Hit Enter to search or Escape to close
Problem
An early-stage clinical diagnostic company needed to implement a high-throughput DNA-based screening liquid biopsy to detect early stages of cancer. With no existing computing or storage infrastructure, there was a widely available choice of architectures to develop a cost-effective, scalable system. The anticipated number of samples per year that would go through the pipeline was in the millions, and creating low time-to-analysis was critical.
Solution
Arrayo worked with the client to transfer their legacy data into a Microsoft Azure data lake. Since the group was working towards clinical trials, the traceability of the changes made to the data was paramount, which led to our team working with the new delta lake storage layer as offered by Databricks. This allowed for better handling of metadata and more reliability to the system.

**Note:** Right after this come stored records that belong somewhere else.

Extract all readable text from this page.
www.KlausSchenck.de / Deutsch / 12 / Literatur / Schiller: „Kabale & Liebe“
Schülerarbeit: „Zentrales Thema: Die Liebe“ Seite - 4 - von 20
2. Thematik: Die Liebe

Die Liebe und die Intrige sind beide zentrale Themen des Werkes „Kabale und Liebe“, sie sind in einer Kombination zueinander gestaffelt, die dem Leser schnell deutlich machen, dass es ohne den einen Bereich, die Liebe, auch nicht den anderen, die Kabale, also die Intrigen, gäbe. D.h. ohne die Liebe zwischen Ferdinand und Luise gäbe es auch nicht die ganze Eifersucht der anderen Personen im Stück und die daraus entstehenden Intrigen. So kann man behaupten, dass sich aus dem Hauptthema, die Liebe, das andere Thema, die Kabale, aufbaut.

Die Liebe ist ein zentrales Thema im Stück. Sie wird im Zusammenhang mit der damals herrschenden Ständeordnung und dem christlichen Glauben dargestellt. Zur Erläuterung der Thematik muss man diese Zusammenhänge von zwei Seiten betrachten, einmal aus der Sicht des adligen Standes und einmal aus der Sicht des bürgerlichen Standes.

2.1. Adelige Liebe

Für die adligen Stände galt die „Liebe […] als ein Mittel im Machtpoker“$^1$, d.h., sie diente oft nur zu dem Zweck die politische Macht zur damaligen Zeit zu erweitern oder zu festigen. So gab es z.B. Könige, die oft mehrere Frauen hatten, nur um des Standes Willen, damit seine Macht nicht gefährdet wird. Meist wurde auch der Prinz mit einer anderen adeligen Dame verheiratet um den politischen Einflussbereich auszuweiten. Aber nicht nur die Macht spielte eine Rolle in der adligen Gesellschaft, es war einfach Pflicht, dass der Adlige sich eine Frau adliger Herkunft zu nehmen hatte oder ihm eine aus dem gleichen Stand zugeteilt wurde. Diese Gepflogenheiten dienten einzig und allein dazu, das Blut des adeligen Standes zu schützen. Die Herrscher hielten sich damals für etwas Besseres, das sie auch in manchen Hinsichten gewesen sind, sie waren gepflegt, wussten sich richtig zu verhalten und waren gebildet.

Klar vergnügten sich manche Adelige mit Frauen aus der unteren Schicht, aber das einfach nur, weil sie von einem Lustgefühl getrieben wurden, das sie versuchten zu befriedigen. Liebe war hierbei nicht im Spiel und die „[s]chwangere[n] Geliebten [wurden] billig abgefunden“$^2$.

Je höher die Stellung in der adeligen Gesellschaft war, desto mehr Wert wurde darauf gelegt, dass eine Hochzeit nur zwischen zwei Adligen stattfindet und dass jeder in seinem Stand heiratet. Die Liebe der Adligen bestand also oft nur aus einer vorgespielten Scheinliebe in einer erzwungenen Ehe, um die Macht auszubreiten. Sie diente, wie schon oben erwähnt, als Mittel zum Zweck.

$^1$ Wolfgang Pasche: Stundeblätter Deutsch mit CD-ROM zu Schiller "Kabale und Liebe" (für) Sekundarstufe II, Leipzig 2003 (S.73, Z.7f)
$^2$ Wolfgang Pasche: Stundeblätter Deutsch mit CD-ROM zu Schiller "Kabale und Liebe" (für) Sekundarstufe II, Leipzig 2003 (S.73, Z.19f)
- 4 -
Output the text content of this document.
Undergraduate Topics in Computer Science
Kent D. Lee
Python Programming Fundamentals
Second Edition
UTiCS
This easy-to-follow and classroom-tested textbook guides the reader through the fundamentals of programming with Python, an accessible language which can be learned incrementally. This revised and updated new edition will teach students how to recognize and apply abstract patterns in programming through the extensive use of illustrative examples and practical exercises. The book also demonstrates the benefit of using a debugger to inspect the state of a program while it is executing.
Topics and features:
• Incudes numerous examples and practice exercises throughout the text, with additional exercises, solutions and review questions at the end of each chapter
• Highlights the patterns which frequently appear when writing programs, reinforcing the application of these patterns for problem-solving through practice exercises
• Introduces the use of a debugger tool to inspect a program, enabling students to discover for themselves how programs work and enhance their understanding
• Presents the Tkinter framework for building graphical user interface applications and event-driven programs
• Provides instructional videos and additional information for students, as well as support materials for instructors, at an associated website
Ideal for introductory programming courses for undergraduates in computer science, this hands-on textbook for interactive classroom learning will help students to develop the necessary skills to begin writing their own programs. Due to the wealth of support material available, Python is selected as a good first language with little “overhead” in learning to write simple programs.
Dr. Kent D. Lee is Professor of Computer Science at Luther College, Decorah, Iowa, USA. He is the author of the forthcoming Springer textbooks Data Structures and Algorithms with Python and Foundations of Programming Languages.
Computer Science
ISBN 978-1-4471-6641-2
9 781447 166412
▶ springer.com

Now that the client had better data infrastructure that could handle their size demands, we built out pipelines that could perform the proper computation. Using R, Python, and Scala APIs for Apache Spark, the client worked closely with Arrayo’s team to ensure that the computation could run within reasonable time tolerances. In the most burdensome pipeline that the client had, there was a more than 50x speedup. Along with speeding up the pipelines, we built out a testing suite to ensure that the new distributed pipeline would give the same results when prompted with the same data as before. As soon as non-concordance is identified they can utilize the previous test cases to ensure new changes do not have unintended consequences on the pipeline.
Outcome
To conclude, Arrayo delivered an increased speed of existing academic pipeline by 50x in a scalable production environment, we ensured concordant results with legacy pipeline used in prior trials and moved to new data infrastructure to increase transparency.